On Friday, SHFE copper prices hovered mostly around RMB 48,300/mt, meeting resistance at RMB 48,360/mt, and finished up RMB 200/mt, or 0.42%, at RMB 48,260/mt. Traded volumes for the most active contract shed 64,122 lots, while positions decreased 12,630 lots.
In the Shanghai physical market, copper was offered Friday at RMB 240-420/mt premium over the SHFE front-month copper contract. Traded prices were RMB 49,800-50,100/mt for standard-quality copper and RMB 49,900-50,100/mt for high-quality copper. SHFE copper prices became more resistant to declines, while the SHFE/LME copper price ratio also improved appreciably. Meanwhile, the probe into metals financing at the Chinese port of Qingdao fermented.
As a result, a large amount of warehouse receipts flocked into the market, significantly inflating market supply, and cargo holders slashed premiums to make deals. Physical premiums gradually fell to RMB 350/mt, down from RMB 500/mt in the morning trading session. Middlemen were mostly selling goods, while downstream producers began purchasing goods ahead of the weekend. Supply, however, continued to outpace demand in the market with prevailing panic sentiment.

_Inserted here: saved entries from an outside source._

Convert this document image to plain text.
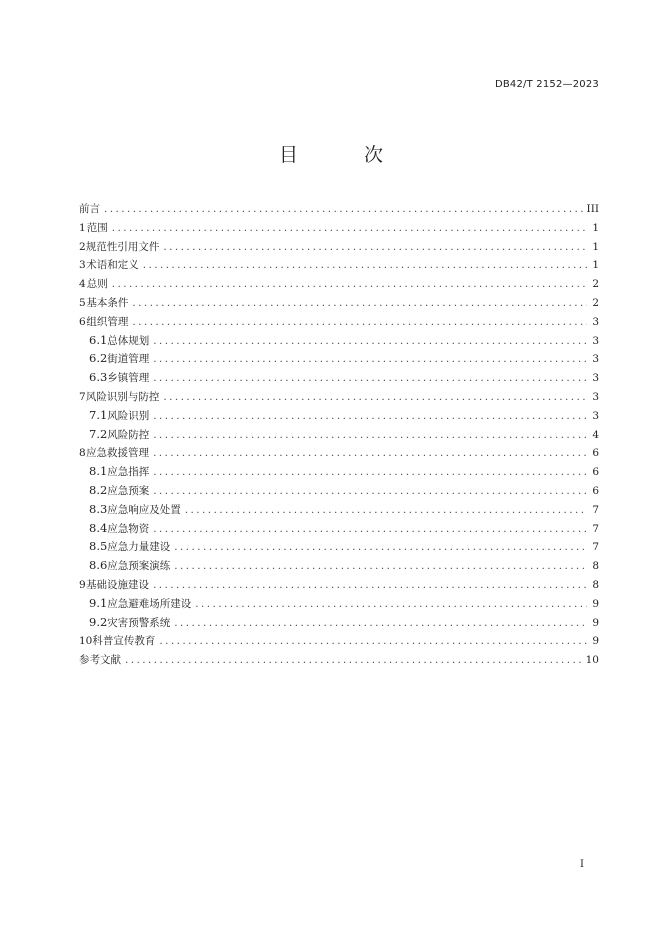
DB42/T 2152—2023
目 次
前言 .....	III
1 范围 .....	1
2 规范性引用文件 .....	1
3 术语和定义 .....	1
4 总则 .....	2
5 基本条件 .....	2
6 组织管理 .....	3
6.1 总体规划 .....	3
6.2 街道管理 .....	3
6.3 乡镇管理 .....	3
7 风险识别与防控 .....	3
7.1 风险识别 .....	3
7.2 风险防控 .....	4
8 应急救援管理 .....	6
8.1 应急指挥 .....	6
8.2 应急预案 .....	6
8.3 应急响应及处置 .....	7
8.4 应急物资 .....	7
8.5 应急力量建设 .....	7
8.6 应急预案演练 .....	8
9 基础设施建设 .....	8
9.1 应急避难场所建设 .....	9
9.2 灾害预警系统 .....	9
10 科普宣传教育 .....	9
参考文献 .....	10
I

The SHFE front-month copper contract fell during the afternoon trading session, helping narrow the price gap between the SHFE 1406 and 1407 copper contracts. Cargo holders continued to move goods at lower premiums, with standard-quality copper barely found in the market. Physical copper was largely offered at a RMB 200-350/mt premium and traded between RMB 49,750-49,900/mt. Premiums rebounded at the tail of the trading after SHFE copper prices fell further, but no transactions were reported. In addition, SHFE copper inventories decreased by 5,447 lots to 86,500 lots last week. As an increasingly larger amount of imported copper flock in the market, copper premiums look set to extend losses. Meanwhile, China’s copper inventories are expected to grow with imported copper flowing into the market as collateral for financing.